<strong>Marcatti:</strong> mais underground que o diabo

MARCATTI é o cara mais underground que eu conheço. Desde o final dos anos 70 ele nos brinda com seus gibis publicados de maneira independente. Títulos como Refugo, LôdoMijo, Ventosa  nasceram na emblemática Rex Rotary - impressora dinamarquesa onde o autor imprimiu a maioria de seus quadrinhos - .  Influenciado por Robert Crumb, Gilbert Shelton, Basil Wolwerton, Harvey Kurtzman, Hunt Emerson e Wolinski, o quadrinhista desenvolveu um estilo único e inconfundível que pôde ser conferido também nas revistas Chiclete com Banana, Circo, Tralha e Mil Perigos.  Além de publicações marginais (Creme de Milho com Bacon, Glaucomix - o pedólatra, Ratos de Porão Comix, etc.) Marcatti ainda teve trabalhos publicados por algumas editoras, foi o caso da série Frauzio e da coletânea Restolhada. No início de 2000 chegou a montar sua própria editora (na verdade legalizou a PRO-C, a mesma que mantinha desde o início das publicações), trazendo à luz Desventuras de Frauzio, Fábulas do Escárnio e Prega. Toda essa trajetória rendeu a Marcatti 4 prêmios HQ Mix consecutivos, como melhor publicação independente, e um prêmio Jayme Cortez, dado a quem incentiva os quadrinhos brasileiros. Em janeiro foi lançado pela Conrad seu trabalho mais recente, o livro Mariposa. O traço sujo e as histórias recheadas de escatologia compõem a linguagem essencialmente subterrânea de seus quadrinhos. Diversão garantida e uma rara oportunidade de rir de si mesmo e da raça humana.
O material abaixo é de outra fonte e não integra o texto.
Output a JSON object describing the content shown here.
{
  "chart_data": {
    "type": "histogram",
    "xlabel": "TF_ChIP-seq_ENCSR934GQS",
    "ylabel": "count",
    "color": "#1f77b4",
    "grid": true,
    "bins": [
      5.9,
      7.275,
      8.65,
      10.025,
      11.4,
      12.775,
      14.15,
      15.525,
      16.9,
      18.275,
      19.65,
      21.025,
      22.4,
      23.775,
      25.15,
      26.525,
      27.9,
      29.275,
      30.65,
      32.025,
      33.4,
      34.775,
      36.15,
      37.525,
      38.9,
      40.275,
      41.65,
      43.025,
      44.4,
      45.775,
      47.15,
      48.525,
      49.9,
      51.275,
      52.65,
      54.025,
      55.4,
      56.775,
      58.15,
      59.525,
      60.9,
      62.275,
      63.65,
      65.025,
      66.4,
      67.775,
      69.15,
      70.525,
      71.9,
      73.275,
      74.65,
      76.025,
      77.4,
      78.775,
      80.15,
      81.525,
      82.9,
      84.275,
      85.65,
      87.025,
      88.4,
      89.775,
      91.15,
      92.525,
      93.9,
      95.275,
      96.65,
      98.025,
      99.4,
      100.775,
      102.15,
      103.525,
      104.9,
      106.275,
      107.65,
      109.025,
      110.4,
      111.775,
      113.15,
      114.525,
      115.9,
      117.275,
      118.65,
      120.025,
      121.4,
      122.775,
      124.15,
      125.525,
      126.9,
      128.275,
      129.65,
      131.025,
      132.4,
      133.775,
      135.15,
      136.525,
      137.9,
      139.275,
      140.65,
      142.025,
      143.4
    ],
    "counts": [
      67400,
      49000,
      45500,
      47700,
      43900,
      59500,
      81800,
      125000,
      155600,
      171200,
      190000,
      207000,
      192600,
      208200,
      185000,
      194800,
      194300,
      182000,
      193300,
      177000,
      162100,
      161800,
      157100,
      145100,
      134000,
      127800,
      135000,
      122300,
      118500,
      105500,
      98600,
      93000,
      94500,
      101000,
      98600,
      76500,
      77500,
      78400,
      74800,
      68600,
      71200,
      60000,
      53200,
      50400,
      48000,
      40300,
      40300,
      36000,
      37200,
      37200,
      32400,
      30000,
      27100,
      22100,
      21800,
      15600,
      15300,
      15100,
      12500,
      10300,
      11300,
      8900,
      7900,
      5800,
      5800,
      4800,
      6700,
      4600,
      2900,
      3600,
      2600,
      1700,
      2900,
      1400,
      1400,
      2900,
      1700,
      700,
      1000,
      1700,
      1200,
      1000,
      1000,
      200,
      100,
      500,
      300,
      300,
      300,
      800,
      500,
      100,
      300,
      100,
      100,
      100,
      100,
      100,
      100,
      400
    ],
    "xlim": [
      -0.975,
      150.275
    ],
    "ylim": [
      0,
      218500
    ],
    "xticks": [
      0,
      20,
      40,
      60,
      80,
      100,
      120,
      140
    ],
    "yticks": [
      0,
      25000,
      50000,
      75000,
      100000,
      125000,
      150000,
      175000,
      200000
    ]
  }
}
Em pleno domingo de Carnaval, fomos até o pequeno estúdio no bairro do Tatuapé onde, munidos de gravador e máquina fotográfica, registramos as idéias do Papa da marginália paulistana. (Sandro Eduardo Saraiva)

Revista Etcetera: Em Heavy Metal do Senhor, Zeca Baleiro canta que o diabo é o cara mais underground. Discordo absolutamente, o cara mais underground é o Marcatti...

Marcatti: ...é a encarnação do diabo (risos).

Etc: ...Desde o final dos anos 70 e começo dos 80 você se autoproduziu, confeccionando suas revistas na hoje mítica e emblemática impressora dinamarquesa Rex Rotary. Queria saber se essa autoprodução foi falta de opção ou tinha o lance de fazer guerrilha mesmo, inadequação ao meio de produção, de não querer participar de esquema de editora e de ter controle total sobre seu trabalho, até mesmo por se tratar de um trabalho bastante autoral, etc.

Marcatti: Na verdade o lance de me manter independente foi uma conseqüência. Faço quadrinhos desde moleque. Da mesma maneira que hoje existem os fanzines, revistas eletrônicas, internet, uma série de recursos que tornou tudo mais fácil, na época não tinha nada disso, e ainda pra piorar, existia uma porra de uma ditadura militar. Já não era fácil editar uma revista, ainda mais com censura!  Meu esquema de autoprodução foi porque quando comecei a desenhar entrava de gaiato nas revistas alternativas feitas em faculdade, mas de repente todas pararam, aquele pessoal que tava fazendo saiu da faculdade e o quadro não se renovou, então não tinha mais onde publicar. A iniciativa de comprar uma impressora foi porque eu estudava no Senai e tal...essa história todo mundo conhece...minha intenção era fazer quadrinhos, não uma coisa revolucionária, eu queria fazer história em quadrinhos, publicar meu trabalho, inclusive fazia sem nenhum amadurecimento. Quando comprei a máquina, trabalhava da maneira que eu bem entendia, cometendo erros. Então eu fui imprimindo, não só eu, haviam pessoas que me acompanhavam, publicavam, afinal a máquina era pra isso. Não a usava para fins comerciais ou para serviços de gráfica, era só pra imprimir gibis. As pessoas foram se aproximando, publiquei várias revistas com esse exercício de linguagem que acabou criando uma liberdade que eu não teria numa editora. Foi uma conseqüência, não uma coisa do tipo “ah eu vou fazer assim porque as editoras nunca vão me publicar”, elas não quiseram me publicar, não querem, justamente porque eu comecei a fazer aquelas merdas (risos).